BGH entscheidet wann eine vom Auftraggeber in einem Bauvertrag gestellte Klausel über einen Sicherheitseinbehalt (un)wirksam ist

Mit Urteil vom 30.03.2017 – VII ZR 170/16 – hat der VII. Zivilsenat des Bundesgerichtshofs (BGH) entschieden, dass die von einem Auftraggeber in einem Bauvertrag gestellten (also nicht im Einzelnen ausgehandelten) Formularklauseln

  • „….. Die Parteien vereinbaren – unabhängig von einer Ausführungsbürgschaft – den Einbehalt einer unverzinslichen Sicherheitsleistung durch den Auftraggeber in Höhe von 5 % der Brutto-Abrechnungssumme für die Sicherstellung der Gewährleistung einschließlich Schadensersatz und die Erstattung von Überzahlungen…….
  • …. Der Auftragnehmer ist berechtigt, den Sicherheitseinbehalt gegen Vorlage einer unbefristeten, selbstschuldnerischen und unwiderruflichen Bürgschaft einer deutschen Großbank oder Versicherung abzulösen; frühestens jedoch nach vollständiger Beseitigung der im Abnahmeprotokoll festgestellten Mängel oder fehlender Leistungen ….“

bei der gebotenen Gesamtbeurteilung

  • des Sicherheitseinbehalts und der untrennbar damit verknüpften Ablösungsmöglichkeit,

wegen unangemessener Benachteiligung des Auftragnehmers nach § 307 Abs. 1 Satz 1 Bürgerliches Gesetzbuch (BGB) unwirksam sind.

Eine vom Auftraggeber in Allgemeinen Geschäftsbedingungen eines Bauvertrags gestellte Klausel,

  • wonach ein Sicherheitseinbehalt in Höhe von 5 % der Bausumme für die Dauer der fünfjährigen Gewährleistungsfrist durch eine selbstschuldnerische unbefristete Bürgschaft abgelöst werden kann,

ist danach zwar

  • unter Berücksichtigung der Höhe und Dauer des Einbehalts sowie der Art, wie der Einbehalt abgelöst werden kann,

zulässig und wirksam.

Unwirksam ist eine solche Klausel aber nach § 307 Abs. 1 Satz 1 BGB dann, wenn die Ablösung des Sicherheitseinbehalts

  • zusätzlich davon abhängig gemacht wird,
  • dass wesentliche Mängel nicht (mehr) vorhanden sind.
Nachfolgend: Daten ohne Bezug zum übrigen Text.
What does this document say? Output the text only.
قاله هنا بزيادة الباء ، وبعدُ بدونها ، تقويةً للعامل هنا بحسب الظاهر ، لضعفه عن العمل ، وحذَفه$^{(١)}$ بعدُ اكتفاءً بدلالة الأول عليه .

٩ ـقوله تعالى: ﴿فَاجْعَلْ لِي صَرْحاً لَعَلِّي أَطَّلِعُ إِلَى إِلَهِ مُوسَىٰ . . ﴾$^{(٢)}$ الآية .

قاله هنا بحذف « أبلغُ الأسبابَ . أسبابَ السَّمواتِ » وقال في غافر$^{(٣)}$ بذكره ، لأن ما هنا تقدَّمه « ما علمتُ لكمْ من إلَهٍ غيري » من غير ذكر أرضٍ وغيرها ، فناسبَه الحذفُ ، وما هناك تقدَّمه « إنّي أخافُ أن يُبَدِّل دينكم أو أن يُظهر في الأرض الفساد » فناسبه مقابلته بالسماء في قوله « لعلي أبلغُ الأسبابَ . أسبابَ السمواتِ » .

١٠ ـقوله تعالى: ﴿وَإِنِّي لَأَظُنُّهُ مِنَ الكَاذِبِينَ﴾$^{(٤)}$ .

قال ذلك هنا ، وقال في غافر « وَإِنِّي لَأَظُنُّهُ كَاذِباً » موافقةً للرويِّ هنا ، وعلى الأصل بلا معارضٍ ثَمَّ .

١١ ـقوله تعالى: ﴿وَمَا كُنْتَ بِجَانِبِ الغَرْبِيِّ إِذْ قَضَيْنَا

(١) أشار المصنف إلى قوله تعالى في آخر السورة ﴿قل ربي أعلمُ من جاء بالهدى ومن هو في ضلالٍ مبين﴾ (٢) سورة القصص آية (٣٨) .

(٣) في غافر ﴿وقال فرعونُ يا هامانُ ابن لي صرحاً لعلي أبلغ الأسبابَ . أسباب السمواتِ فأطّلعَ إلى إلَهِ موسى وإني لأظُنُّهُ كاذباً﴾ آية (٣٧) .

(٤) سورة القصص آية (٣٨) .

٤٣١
Denn, so der Senat, die Einschränkung,

  • dass eine Ablösungsmöglichkeit bezüglich des Sicherheitseinbehalts frühestens nach vollständiger Beseitigung der im Abnahmeprotokoll festgestellten Mängel oder fehlenden Leistungen besteht,

ist so weitreichend,

  • dass ein angemessener Ausgleich zu den mit dem Sicherheitseinbehalt für den Auftragnehmer verbundenen Nachteilen (den Werklohn nicht sofort ausgezahlt zu bekommen, das Bonitätsrisiko für die Dauer der Gewährleistungsfrist tragen zu müssen sowie der Vorenthaltung der Liquidität und der Verzinsung des Werklohns) nicht mehr zugestanden wird.

Die Frage, ob im Abnahmeprotokoll festgestellte Mängel vollständig beseitigt sind, kann nämlich Gegenstand langwieriger Kontroversen sein, die sich über die Dauer der Verjährungsfrist für die Mängelansprüche hinziehen können.
Jeder diesbezügliche Streit kann zur Blockade der Ablösungsmöglichkeit führen, so dass es dann bei dem Sicherheitseinbehalt und den mit diesem für den Auftragnehmer verbundenen Nachteilen bleibt.
Entsprechendes gilt bezüglich etwaiger im Abnahmeprotokoll als fehlend festgestellter Leistungen.